Preliminary rounds in the spelling bee were meant to narrow the field to four students from each grade level at each school for a total of 24 students, but Boeckman was short on a couple of seventh- and eighth grade participants, so only 21 are participating in Thursday's final round.
The spelling bee is set up to follow rules established by Scripps National Spelling Bee. Students get a number of materials to help them prepare for the bee, but there is no guarantee as to which words they'll be asked to spell during the competition. All of the words used during competition have been selected by Scripps.
At the bee, each student is given his or her own word to spell. Rules say students can repeat the word to make sure they understand it before they begin to spell the word - for instance, "plague" and "flag" might sound alike but spelling one instead of the other would be a costly mistake.

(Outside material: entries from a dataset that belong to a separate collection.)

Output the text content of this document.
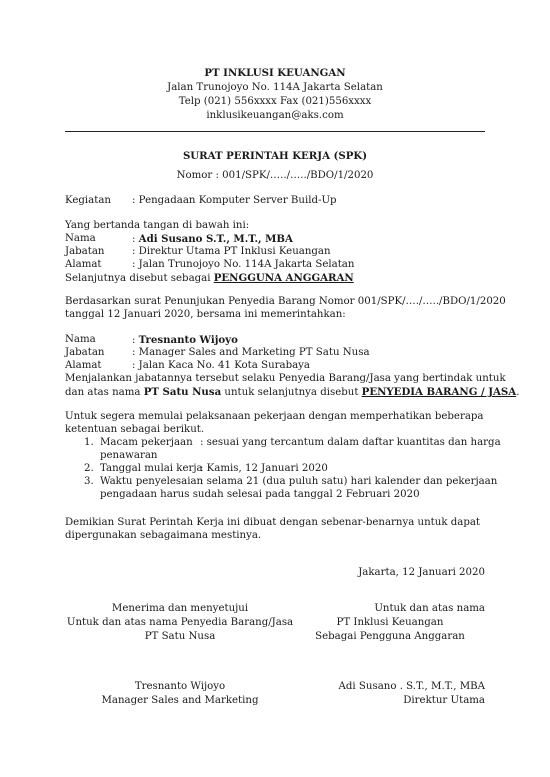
PT INKLUSI KEUANGAN
Jalan Trunojoyo No. 114A Jakarta Selatan
Telp (021) 556xxxx Fax (021)556xxxx
inklusikeuangan@aks.com
SURAT PERINTAH KERJA (SPK)
Nomor : 001/SPK/…../…../BDO/1/2020
Kegiatan : Pengadaan Komputer Server Build-Up
Yang bertanda tangan di bawah ini:
Nama	: Adi Susano S.T., M.T., MBA
Jabatan	: Direktur Utama PT Inklusi Keuangan
Alamat	: Jalan Trunojoyo No. 114A Jakarta Selatan
Selanjutnya disebut sebagai PENGGUNA ANGGARAN
Berdasarkan surat Penunjukan Penyedia Barang Nomor 001/SPK/…./…../BDO/1/2020
tanggal 12 Januari 2020, bersama ini memerintahkan:
Nama	: Tresnanto Wijoyo
Jabatan	: Manager Sales and Marketing PT Satu Nusa
Alamat	: Jalan Kaca No. 41 Kota Surabaya
Menjalankan jabatannya tersebut selaku Penyedia Barang/Jasa yang bertindak untuk
dan atas nama PT Satu Nusa untuk selanjutnya disebut PENYEDIA BARANG / JASA.
Untuk segera memulai pelaksanaan pekerjaan dengan memperhatikan beberapa
ketentuan sebagai berikut.
1. Macam pekerjaan : sesuai yang tercantum dalam daftar kuantitas dan harga
penawaran
2. Tanggal mulai kerja
: Kamis, 12 Januari 2020
3. Waktu penyelesaian
: selama 21 (dua puluh satu) hari kalender dan pekerjaan
pengadaan harus sudah selesai pada tanggal 2 Februari 2020
Demikian Surat Perintah Kerja ini dibuat dengan sebenar-benarnya untuk dapat
dipergunakan sebagaimana mestinya.
Jakarta, 12 Januari 2020
Menerima dan menyetujui
Untuk dan atas nama Penyedia Barang/Jasa
PT Satu Nusa
Tresnanto Wijoyo
Manager Sales and Marketing
Untuk dan atas nama
PT Inklusi Keuangan
Sebagai Pengguna Anggaran
Adi Susano . S.T., M.T., MBA
Direktur Utama
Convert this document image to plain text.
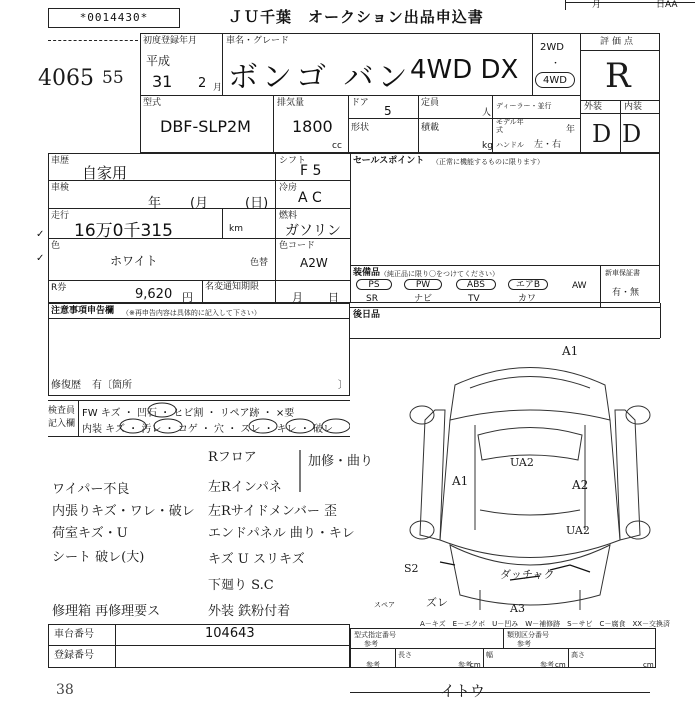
*0014430*	ＪＵ千葉　オークション出品申込書
月	日AA
4065 55
初度登録年月
平成
31 2 月
車名・グレード
ボンゴ バン
4WD DX
2WD
・
4WD
評価点
R
外装 内装
D D
型式
DBF-SLP2M
排気量
1800
cc
ドア
5
定員
人
形状	積載
kg
ディーラー・並行
モデル年式	年
ハンドル 左・右
車歴
自家用
シフト
F 5
車検
年 (月	(日)
冷房
A C
走行
16万0千315	km
燃料
ガソリン
色
ホワイト	色替
色コード
A2W
R券	9,620 円
名変通知期限
月 日
セールスポイント （正常に機能するものに限ります）
装備品 （純正品に限り〇をつけてください）
PS	PW	ABS	エアB	AW
SR	ナビ	TV	カワ
新車保証書
有・無
後日品
注意事項申告欄 （※再申告内容は具体的に記入して下さい）
修復歴 有〔箇所	〕
検査員
記入欄
FW キズ ・ 凹石 ・ ヒビ割 ・ リペア跡 ・ ×要
内装 キズ ・ 汚レ ・ コゲ ・ 穴 ・ スレ ・ キレ ・ 破レ
ワイパー不良
内張りキズ・ワレ・破レ
荷室キズ・U
シート 破レ(大)
修理箱 再修理要ス
Rフロア
左Rインパネ
左Rサイドメンバー 歪
エンドパネル 曲り・キレ
キズ U スリキズ
下廻り S.C
外装 鉄粉付着
加修・曲り
A1
A1	A2
UA2
UA2
S2	ダッチャク
ズレ	A3
スペア
A－キズ　E－エクボ　U－凹み　W－補修跡　S－サビ　C－腐食　XX－交換済
車台番号	104643
登録番号
型式指定番号
参考
類別区分番号
参考
長さ	幅	高さ
参考	参考	参考
cm	cm	cm
38	イトウ
✓
✓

Students can write out the words before spelling them, but once they say a letter, that letter is out there, even if the student realizes it is wrong.
"Once you have said a letter, you can't take it back," Smith said.
When the student is done with the word, he or she repeats it in full to indicate he or she is finished. It's all part of a procedure established by Scripps, and that's what Smith has worked on with students over the past few weeks. Since the words are assigned at random, it's not easy to practice spelling with them, so they focus on the procedure instead so students are comfortable with that aspect of the competition.
That's not to say students can't prepare for the spelling portion. Scripps gives out a booklet of words used on a regular basis. The students can get familiar with those words, and Smith has provided several websites designed to help kids with spelling.
"Some of them are just good spellers and they don't need to study," she said.
Last year's champion was a sixth grade girl who is back in the competition this year. She competed against older kids but still came out as the local winner. Farmington's winner can advance to a regional competition. This year's regional event will be held March 10 at the Minnesota History Center in St. Paul.